Contrast this human tragedy to the lavish financial reality of the HIV/AIDS programme in India. Among the major national health programmes, finances for HIV/AIDS is second only to malaria. It has been occupying a prominent place since the beginning of the Ninth Five Year Plan, 1997. By the end of the Plan, the financial allocation for the HIV/AIDS programme was almost equal to that of the programme on malaria eradication. While the total outlay on malaria eradication has been Rs 9,630 million during 1997-2002, that of the HIV/AIDS programme has been Rs 7,280 million. According to the ministry of health, over the years, the financial allocation to the HIV/AIDS programme has recorded the highest growth (approximately 100 per cent rise during 1997-2002) among all national programmes.

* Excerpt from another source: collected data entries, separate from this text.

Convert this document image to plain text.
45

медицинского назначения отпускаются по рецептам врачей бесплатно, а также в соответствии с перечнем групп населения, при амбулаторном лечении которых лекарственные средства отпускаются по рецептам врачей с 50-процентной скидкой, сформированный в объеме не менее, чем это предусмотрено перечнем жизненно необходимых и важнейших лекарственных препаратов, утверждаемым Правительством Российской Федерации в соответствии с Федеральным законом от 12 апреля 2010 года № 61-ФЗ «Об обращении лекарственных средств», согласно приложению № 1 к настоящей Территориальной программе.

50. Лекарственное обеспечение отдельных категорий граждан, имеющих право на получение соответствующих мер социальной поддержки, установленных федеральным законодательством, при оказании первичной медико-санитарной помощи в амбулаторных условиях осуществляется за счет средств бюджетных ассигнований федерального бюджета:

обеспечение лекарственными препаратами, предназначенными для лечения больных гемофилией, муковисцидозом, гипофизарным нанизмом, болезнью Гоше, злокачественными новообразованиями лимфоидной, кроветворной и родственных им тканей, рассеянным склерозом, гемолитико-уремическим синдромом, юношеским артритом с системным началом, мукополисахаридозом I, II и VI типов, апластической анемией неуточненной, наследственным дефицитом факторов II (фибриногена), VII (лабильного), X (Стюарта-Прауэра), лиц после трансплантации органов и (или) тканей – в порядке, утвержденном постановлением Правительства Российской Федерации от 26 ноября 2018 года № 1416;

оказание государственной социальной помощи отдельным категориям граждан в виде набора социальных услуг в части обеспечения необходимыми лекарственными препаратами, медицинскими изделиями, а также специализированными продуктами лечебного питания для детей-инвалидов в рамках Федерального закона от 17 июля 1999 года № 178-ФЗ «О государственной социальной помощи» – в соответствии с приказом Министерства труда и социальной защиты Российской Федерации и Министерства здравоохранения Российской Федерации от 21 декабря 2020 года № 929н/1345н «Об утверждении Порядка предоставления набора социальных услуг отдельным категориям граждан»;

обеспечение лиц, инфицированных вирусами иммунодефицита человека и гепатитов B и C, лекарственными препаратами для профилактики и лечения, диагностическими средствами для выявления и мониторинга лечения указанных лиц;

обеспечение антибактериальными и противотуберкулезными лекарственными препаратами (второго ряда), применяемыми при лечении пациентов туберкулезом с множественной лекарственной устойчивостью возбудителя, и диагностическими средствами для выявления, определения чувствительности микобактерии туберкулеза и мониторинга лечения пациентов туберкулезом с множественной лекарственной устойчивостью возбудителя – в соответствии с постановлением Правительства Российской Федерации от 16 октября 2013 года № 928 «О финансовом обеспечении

Nearly 75 per cent of the total funds procured by the National AIDS Control Organisation (NACO) is officially diverted to prevention and awareness. Rs 40 billion has been spent in the National AIDS Control Programme or NACP-I and NACP-II since 1998 — towards prevention and awareness alone. A budget of Rs. 11,585 crore has recently been announced for NACP-III, of which a little over 75 per cent is towards prevention measures. (See table) Besides the major sources, there are several smaller organisations, national and international, involved in awareness-building and other prevention mechanisms through internal funds.
The question is — Are these massive expenditures and efforts towards prevention, and especially awareness, fulfilling their objectives? Especially when doctors, and that too of public hospitals, discriminate against HIV positive or AIDS patients? There must be hundreds of cases similar to those of Sadanand and Savitri. Christy Abraham, head of ActionAid's HIV and AIDS project in India, sums it up. “NACO's approach towards HIV/AIDS is narrow. We don't need to take AIDS as an enemy to combat. The focus should be on combating discrimination,” she says.
PK Hota, former secretary in the Union ministry of health, admits that NACO may have failed to utilise its funds properly. He claims that they have succeeded on the awareness front.
When a major chunk of the AIDS funds have gone to awareness generation, at the cost of care and treatment, how come the doctors have remained so unaware? What is the point of even doubling the funds allocated to the HIV/AIDS programme if doctors and public hospitals continue to be so brazenly insensitive and inhuman?